By the way, I'm being a little flippant, but that's because I don't take my current likes and dislikes too seriously.


----------



## science (Oct 14, 2010)

A K-pop song annoyed me today because it had a single melody line repeated over and over and over again, probably twenty times in a row. It wasn't something subtle in the background, it was the singing, not even the lyrics changed, and it happened over and over and it got on my nerves. 

This is not typical of K-pop. Although it's not music that I usually enjoy, most K-pop at least doesn't do that. 

Sorry for taking such an easy target, but it's so unusual for me to really not enjoy music that I figured I'd better get in while I can.


----------



## Nereffid (Feb 6, 2013)

PetrB said:


> It would have been great, since this is a forum where people just love the ____ out of lists, to mention those lists were simply for the individual list maker's use
> 
> To clarify, in verbal thinking, why one does or does not care for things within the spectrum of the non-verbal media of music, art, especially, is invaluable. It leads to less instant dismissal of things worth investigating, whether you care for them not much or not at all.
> 
> ...


There's one particular composition that sums this up neatly for me. (I won't say what it is because it could well lead to various irrelevant "OMG how can you not like that" posts.) Anyway, I never cared for the work, and I wondered if this was because I never really heard the right performance of it. Several listening sessions later, no good. Ultimately as I listened I realised that I didn't like the work because I really like the music of composer X, and this was composer Y, and he wasn't doing what I would expect composer X to do. Obviously there's little point in disliking music for not being written by someone else, so I made my peace with that work. I still don't actually like it, but at least I know why.


----------



## CypressWillow (Apr 2, 2013)

A few years ago, there was a popular 'self-help' book intended to free [women] from obsessing over why some [man] didn't reciprocate their desire to date/continue dating. It was entitled "He's Just Not That Into You." 
So I decided "Composer X, I'm just not that into you." 
Works for me.


----------



## BurningDesire (Jul 15, 2012)

_River Flows in You _by Yiruma. I HATE HATE HATE HATE HATE that piece! D:<

I can't think of that many other pieces I really don't like o3o I don't really think about music I don't like, and I like so much X3


----------



## PetrB (Feb 28, 2012)

BurningDesire said:


> _River Flows in You _by Yiruma. I HATE HATE HATE HATE HATE that piece! D:<
> 
> I can't think of that many other pieces I really don't like o3o I don't really think about music I don't like, and I like so much X3


Teaching kids piano, by any chance? Member of Yahoo Answers when the Twilight series, then the movie, were at the crest of their populairty?
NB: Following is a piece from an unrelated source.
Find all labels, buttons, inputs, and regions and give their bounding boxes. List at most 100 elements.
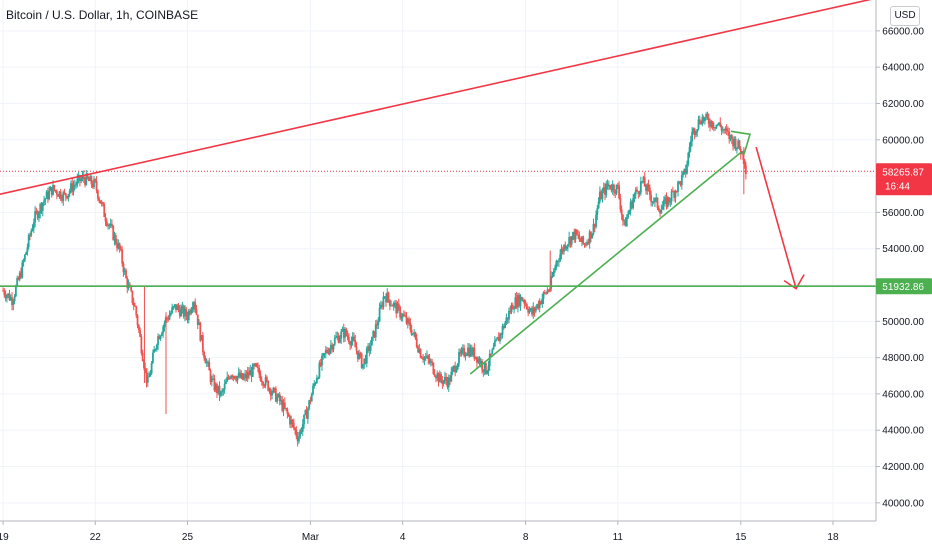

Ha Haaaa Haaaaa. BTW, Yiruma is a better pianist than many would care to say, the music -- for me, emphatically "no thank you."


----------



## Albert7 (Nov 16, 2014)

some guy said:


> Having for years watched conversations go for dozens if not hundreds of posts without anyone ever naming anything specific, I have a nice new challenge for anyone who has ever engaged in a conversation about music:
> 
> Next time you find yourself saying or even just thinking "I hate [broad category]" or "I hate [vague category]" do everyone including you a huge favor and make yourself a little list.
> 
> ...


I have taken you up on your challenge. By next month I will have devoted over 100 hours of listening to Feldman and Lizst each. So thank you.